I know that some writers demand absolute quiet during writing time, but, not being one of those writers myself, I like to listen to music while I work. It's not like I can demand silence anyway; I live in a noisy household with kids, pets, squeaky doors and so on, and without a dedicated Fortress of Solitude
-style workspace in which I can sequester myself, music is more something to drown out distraction than to actively enjoy. (I did try some cheap noise-canceling headphones while writing my first book; not only did they faintly pick up a country music station when turned on, they were also so ill-fitting that they made the top of my skull feel like a nail was being driven into it after an hour or so of use. I guess the lesson here is that, with noise canceling headphones at least, you really get what you pay for.)
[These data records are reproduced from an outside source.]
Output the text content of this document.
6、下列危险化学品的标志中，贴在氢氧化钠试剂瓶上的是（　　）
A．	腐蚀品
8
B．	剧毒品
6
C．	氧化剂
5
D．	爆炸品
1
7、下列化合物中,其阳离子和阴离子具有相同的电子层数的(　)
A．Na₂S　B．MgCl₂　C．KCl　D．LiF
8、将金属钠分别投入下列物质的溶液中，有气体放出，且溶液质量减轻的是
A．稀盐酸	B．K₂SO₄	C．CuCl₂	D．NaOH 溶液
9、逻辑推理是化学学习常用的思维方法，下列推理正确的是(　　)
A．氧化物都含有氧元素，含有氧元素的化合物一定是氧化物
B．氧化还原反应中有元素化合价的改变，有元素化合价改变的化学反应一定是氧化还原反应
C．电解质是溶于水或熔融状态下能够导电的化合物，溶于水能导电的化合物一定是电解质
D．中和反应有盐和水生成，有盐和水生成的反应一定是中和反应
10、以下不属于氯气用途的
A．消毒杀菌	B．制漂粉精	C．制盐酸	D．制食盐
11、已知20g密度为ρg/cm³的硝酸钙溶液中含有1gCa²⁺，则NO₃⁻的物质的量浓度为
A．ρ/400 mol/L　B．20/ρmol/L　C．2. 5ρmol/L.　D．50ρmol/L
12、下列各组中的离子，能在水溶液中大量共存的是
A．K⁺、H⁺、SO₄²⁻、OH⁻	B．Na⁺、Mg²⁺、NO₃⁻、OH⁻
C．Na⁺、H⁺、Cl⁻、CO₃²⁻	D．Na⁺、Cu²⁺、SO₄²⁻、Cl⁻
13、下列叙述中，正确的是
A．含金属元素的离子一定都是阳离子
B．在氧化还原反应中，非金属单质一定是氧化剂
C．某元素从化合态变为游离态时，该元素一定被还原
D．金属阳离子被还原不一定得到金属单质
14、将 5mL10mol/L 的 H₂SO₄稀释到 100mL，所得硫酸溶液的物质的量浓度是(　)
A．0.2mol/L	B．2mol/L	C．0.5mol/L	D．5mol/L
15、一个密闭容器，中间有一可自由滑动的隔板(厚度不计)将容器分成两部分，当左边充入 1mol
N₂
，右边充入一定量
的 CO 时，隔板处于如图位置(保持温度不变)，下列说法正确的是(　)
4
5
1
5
It's important that the music I'm playing be something familiar enough that I don't actively need to listen to it; picking words out of lyrics or being grabbed by a catchy new melody would intrude too much on my thoughts. Music known by heart is happily one step above white noise, and when your playlist is selected with at least a little bit of care, it can nicely set the tone for the work of the day (or week, or month, depending on your tolerance for the repeat function). During the first draft of Two Years, No Rain, I listened to a lot of the Faeroese musician Teitur; his English music is light with edgy and sometimes dark lyrics, just the tone I was shooting for in the book. Later, while trying to tighten up dialogue in the second draft, TV on the Radio's Return to Cookie Mountain was played over and over for days for its peppy energy. The effort of the third draft was a melancholy affair, well served by Bon Iver's mopey but wonderful For Emma, Forever Ago. When I finally made it to copyedits, Wilco's Yankee Hotel Foxtrot seemed to be just right.
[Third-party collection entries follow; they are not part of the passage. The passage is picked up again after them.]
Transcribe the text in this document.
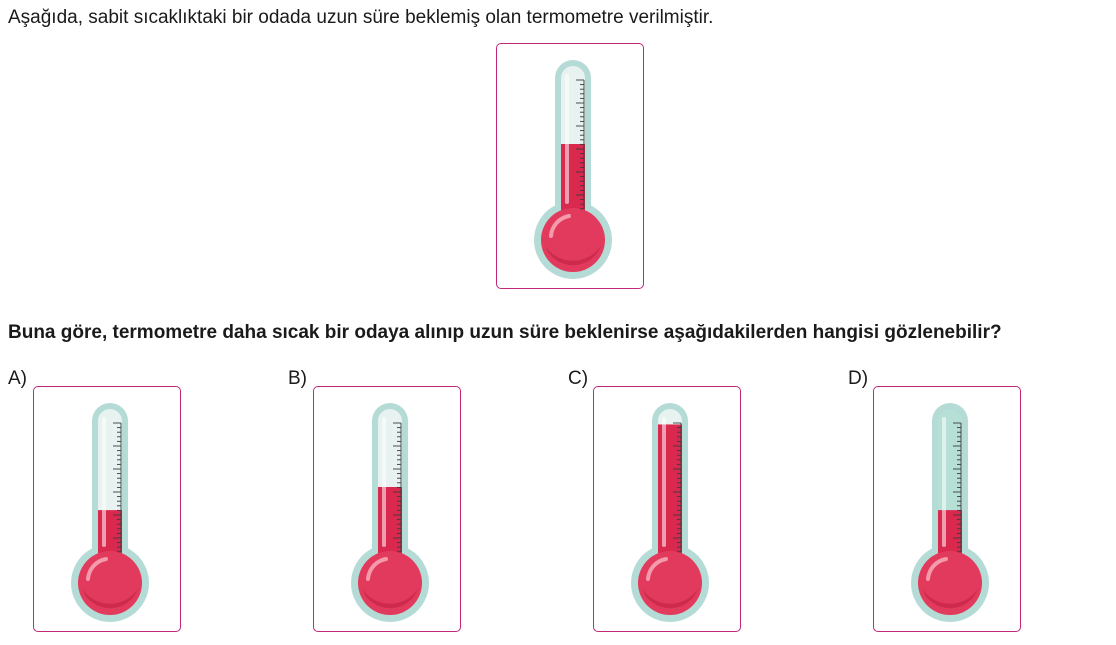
Aşağıda, sabit sıcaklıktaki bir odada uzun süre beklemiş olan termometre verilmiştir.

Buna göre, termometre daha sıcak bir odaya alınıp uzun süre beklenirse aşağıdakilerden hangisi gözlenebilir?

A)	B)	C)	D)
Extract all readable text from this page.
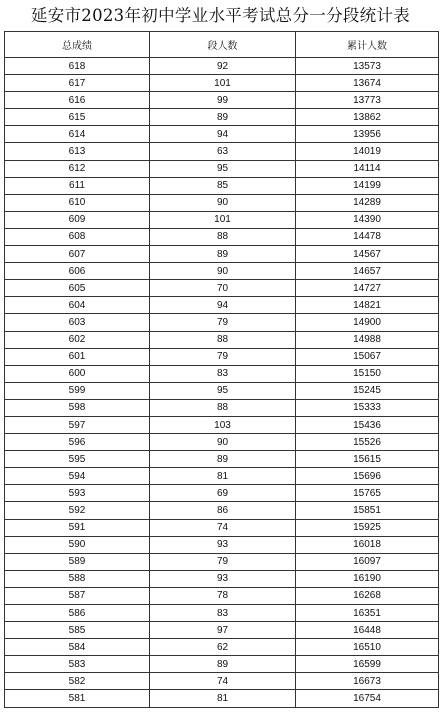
延安市2023年初中学业水平考试总分一分段统计表
总成绩	段人数	累计人数
618	92	13573
617	101	13674
616	99	13773
615	89	13862
614	94	13956
613	63	14019
612	95	14114
611	85	14199
610	90	14289
609	101	14390
608	88	14478
607	89	14567
606	90	14657
605	70	14727
604	94	14821
603	79	14900
602	88	14988
601	79	15067
600	83	15150
599	95	15245
598	88	15333
597	103	15436
596	90	15526
595	89	15615
594	81	15696
593	69	15765
592	86	15851
591	74	15925
590	93	16018
589	79	16097
588	93	16190
587	78	16268
586	83	16351
585	97	16448
584	62	16510
583	89	16599
582	74	16673
581	81	16754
Perhaps the most influential — and least expected — listening, though, came in the form of Kenny G's 1986 multiplatnum opus Duotones. Some background: just like my protagonist in Two Years, No Rain, I've had a years-long interest in meteorology. Instead of watching Michael Jackson videos as a kid (and, sadly, I did not listen to Thriller at all while writing this book), I spent a lot of my time watching the then-new and often crudely produced Weather Channel. And, as anyone who watched TWC back then will immediately recall, the regular local forecast was always accompanied by Kenny G. (And is it good or bad that I should associate a tornado warning with the dreamy sound of a soprano sax?) My friends often gave me grief about my weather obsession, going to far as to track down a Duotones CD for my 16th birthday. They got it right back, though, in the form of the tape I made of it and forced anyone riding in my car to hear. Let's just say I listened to that album a lot back then. And when it came time to write the weather bits in Two Years, No Rain, Duotones returned to me after all those years in a perfect bit of inspiration. iTunes instantly satisfied, and the noises of my home vanished to keyboard clicks and memories of local weather.
At that moment, there was really no better fit for my ears. Kenneth Gorelick, I salute you!